These posts are starting to feel like entries in a journal of defeat. I am sinking even as Arthur rises and rises. Two medications ago, last fall, I thought maybe I’d found something that would work. It numbed me pleasantly. The pain went away, though not the exhaustion. I relaxed, stopped feeling anxious about what I’m going to do with my life all the time.
It was false comfort. Everything started to drop away. My short-term memory became more holes than net. I stopped writing entirely, stopped dreaming, stopped even having ideas to write down. I got in two fender-benders with cars that were not moving at the time (I, who prided myself so much in my clean driving record!) It crept up on me so insidiously – well, that’s not entirely true. I knew something was going on, but I was so pathetically grateful for a break from the unending slog through every day, the terrible bone-deep aches and the lancing lighting jolts that made me cry out suddenly at random intervals, that I didn’t fight at all. I let it happen.
After the second minor accident I knew I was in too deep. I tapered off the medication, but even afterward, the effects seem to linger. I don’t think my memory is as good as it used to be. The weight I gained has stuck around. I’m slower and stupider every year and I hate it, I hate this thing I am. When I started this post I wanted to talk about the slow climb back to myself, but the more I think about it, the more I realize I can no longer tease my self from all the things that I used to consider not-myself, the pain and the gasping weakness and the inability to make plans, the fear that I will have to cancel everything at the last minute, let everyone down. This has been my reality for almost a third of my life. This is me. I hate me. I hate this. I hate this.
One medication ago, I took muscle relaxers a few times and gave up. They were no better than a placebo. Three unmedicated, agonizing months before I could see the rheumatologist again.
Zero medications ago, I’m taking a non-steroidal anti-inflammatory drug (NSAID) developed for arthritis patients. When I started I thought I felt some difference. A few more days in and I can’t tell anymore, I’m wondering if I’ve just managed to dupe myself again, hopped up on the dregs of idiot hope and desperate for change. This isn’t going to change. This is me.

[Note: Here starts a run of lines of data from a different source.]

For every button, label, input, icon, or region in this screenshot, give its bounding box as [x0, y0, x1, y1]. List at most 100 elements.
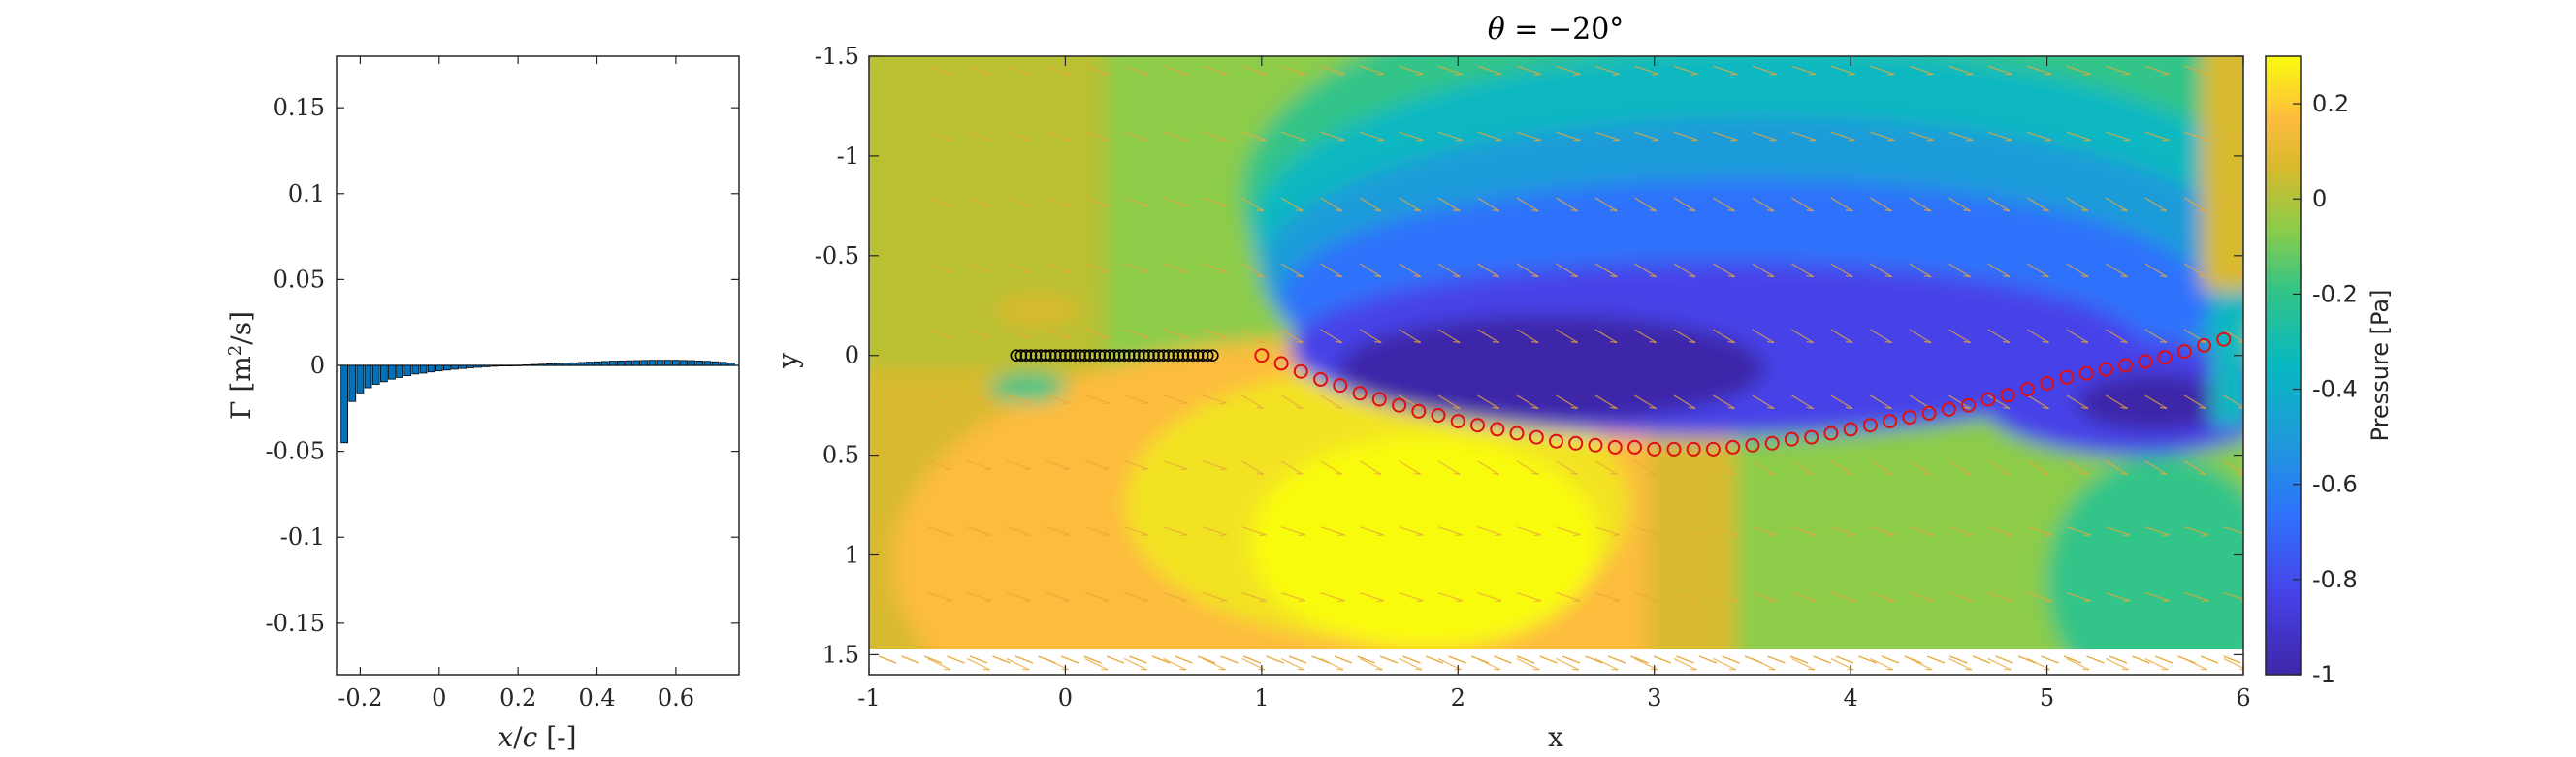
velocity-arrowhead: [945, 73, 952, 76]
velocity-arrow: [2066, 197, 2089, 212]
velocity-arrow: [1437, 329, 1461, 344]
wake-vortex-marker: [1568, 435, 1584, 451]
velocity-arrowhead: [945, 402, 952, 405]
velocity-arrow: [2105, 460, 2128, 475]
velocity-arrow: [1987, 591, 2012, 602]
y-tick-label: 0: [845, 342, 859, 369]
velocity-arrow: [1359, 657, 1383, 671]
velocity-arrow: [1634, 394, 1657, 410]
velocity-arrowhead: [1023, 402, 1031, 405]
velocity-arrow: [2200, 655, 2219, 664]
left-y-axis-label: Γ [m2/s]: [225, 311, 258, 420]
velocity-arrow: [1948, 263, 1971, 278]
circulation-bar: [499, 364, 506, 367]
velocity-arrow: [2106, 591, 2131, 602]
velocity-arrow: [1948, 131, 1974, 142]
velocity-arrow: [2066, 460, 2089, 475]
velocity-arrow: [1673, 526, 1698, 536]
velocity-arrow: [2026, 329, 2049, 344]
velocity-arrow: [1594, 197, 1618, 212]
velocity-arrow: [1045, 65, 1071, 76]
velocity-arrow: [1516, 197, 1539, 212]
y-tick-label: 0.15: [274, 94, 325, 121]
circulation-bar: [419, 364, 428, 374]
velocity-arrowhead: [1887, 139, 1895, 142]
velocity-arrowhead: [1416, 73, 1424, 76]
colorbar-label: Pressure [Pa]: [2367, 290, 2394, 442]
velocity-arrow: [1084, 657, 1109, 671]
left-ticks: -0.2 0 0.2 0.4 0.6 0.15 0.1 0.05 0 -0.05 -0.1 -0.15: [265, 56, 739, 711]
velocity-arrow: [1320, 329, 1343, 344]
velocity-arrowhead: [2159, 406, 2168, 410]
velocity-arrowhead: [1767, 472, 1775, 476]
velocity-arrow: [1752, 460, 1775, 475]
velocity-arrow: [1494, 655, 1512, 664]
velocity-arrowhead: [1180, 534, 1188, 537]
velocity-arrow: [1320, 197, 1343, 212]
velocity-arrow: [1713, 263, 1735, 278]
circulation-bar: [585, 362, 594, 366]
velocity-arrowhead: [1848, 139, 1855, 142]
velocity-arrowhead: [1102, 468, 1110, 471]
velocity-arrowhead: [1570, 472, 1578, 476]
velocity-arrow: [1437, 131, 1463, 142]
velocity-arrowhead: [1102, 402, 1110, 405]
velocity-arrow: [1870, 197, 1892, 212]
velocity-arrowhead: [1806, 274, 1814, 278]
y-tick-label: 1: [845, 542, 859, 569]
velocity-arrow: [1437, 65, 1463, 76]
velocity-arrow: [1909, 591, 1934, 602]
velocity-arrow: [2223, 263, 2243, 277]
y-tick-label: 0.1: [288, 180, 325, 207]
circulation-bar: [474, 364, 483, 368]
velocity-arrow: [1870, 394, 1892, 410]
velocity-arrowhead: [1966, 73, 1974, 76]
velocity-arrow: [1359, 131, 1385, 142]
velocity-arrow: [1280, 197, 1304, 212]
velocity-arrow: [1320, 65, 1345, 76]
velocity-arrow: [1830, 657, 1854, 671]
velocity-arrow: [1241, 197, 1265, 212]
velocity-arrowhead: [1887, 534, 1895, 537]
plate-panel-marker: [1138, 349, 1150, 363]
velocity-arrowhead: [1219, 468, 1227, 471]
velocity-arrow: [1320, 526, 1345, 536]
velocity-arrow: [1676, 655, 1694, 664]
velocity-arrow: [1084, 263, 1110, 272]
wake-vortex-marker: [1588, 437, 1603, 453]
velocity-arrowhead: [1573, 139, 1581, 142]
velocity-arrow: [1084, 460, 1110, 470]
velocity-arrowhead: [1924, 340, 1932, 344]
y-tick-label: -0.15: [265, 610, 325, 637]
velocity-arrow: [1437, 526, 1463, 536]
velocity-arrow: [966, 65, 992, 76]
velocity-arrow: [2026, 263, 2049, 278]
velocity-arrowhead: [1413, 406, 1421, 410]
velocity-arrow: [1556, 65, 1581, 76]
velocity-arrowhead: [1256, 274, 1264, 278]
wake-vortex-marker: [2059, 369, 2075, 385]
colorbar-tick-label: 0: [2312, 185, 2327, 212]
velocity-arrow: [2223, 394, 2243, 409]
velocity-arrow: [901, 655, 919, 664]
velocity-arrowhead: [1966, 534, 1974, 537]
velocity-arrowhead: [1256, 340, 1264, 344]
velocity-arrow: [2183, 263, 2206, 278]
velocity-arrow: [2184, 526, 2209, 536]
velocity-arrow: [992, 655, 1011, 664]
velocity-arrowhead: [1649, 472, 1657, 476]
velocity-arrowhead: [1062, 205, 1070, 207]
velocity-arrowhead: [2122, 73, 2131, 76]
x-tick-label: 0: [1058, 684, 1073, 711]
velocity-arrowhead: [983, 468, 991, 471]
velocity-arrow: [1477, 65, 1502, 76]
velocity-arrow: [1909, 65, 1934, 76]
velocity-arrowhead: [945, 336, 952, 339]
velocity-arrowhead: [2005, 139, 2012, 142]
velocity-arrowhead: [1062, 73, 1070, 76]
left-panel: -0.2 0 0.2 0.4 0.6 0.15 0.1 0.05 0 -0.05 -0.1 -0.15…: [225, 55, 740, 753]
velocity-arrow: [2223, 526, 2243, 535]
velocity-arrowhead: [1689, 340, 1696, 344]
velocity-arrowhead: [1649, 274, 1657, 278]
velocity-arrow: [1123, 394, 1149, 404]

Don’t ask me about the novel. I work on it a little and then I have a bad pain day and lose all momentum. It’s going to take 30 years at this rate. I wrote a vignette that was well-received at Wiscon, and that’s nearly the entirety of my output for 2015. It’s already garnered one rejection slip and is working on the next. I’m so tired. When I get a little energy, I get angry. Then the energy goes away and I’m just tired again.
I’m trying to get out of the house. I signed up to mentor a child six months ago and have yet to be matched with anyone. I went to Wiscon – o lifeline of writing friends – and Arthur and I are going to Worldcon this summer so he can be on some panels. I’m already exhausted just thinking about it.
I was going to be the first woman on Mars. What happened to that person, full of enough energy and plans to power a star? I’m almost out of hope for anything approaching a normal life. I’m so tired. I hate this. This is me. I hate me. I’m so tired.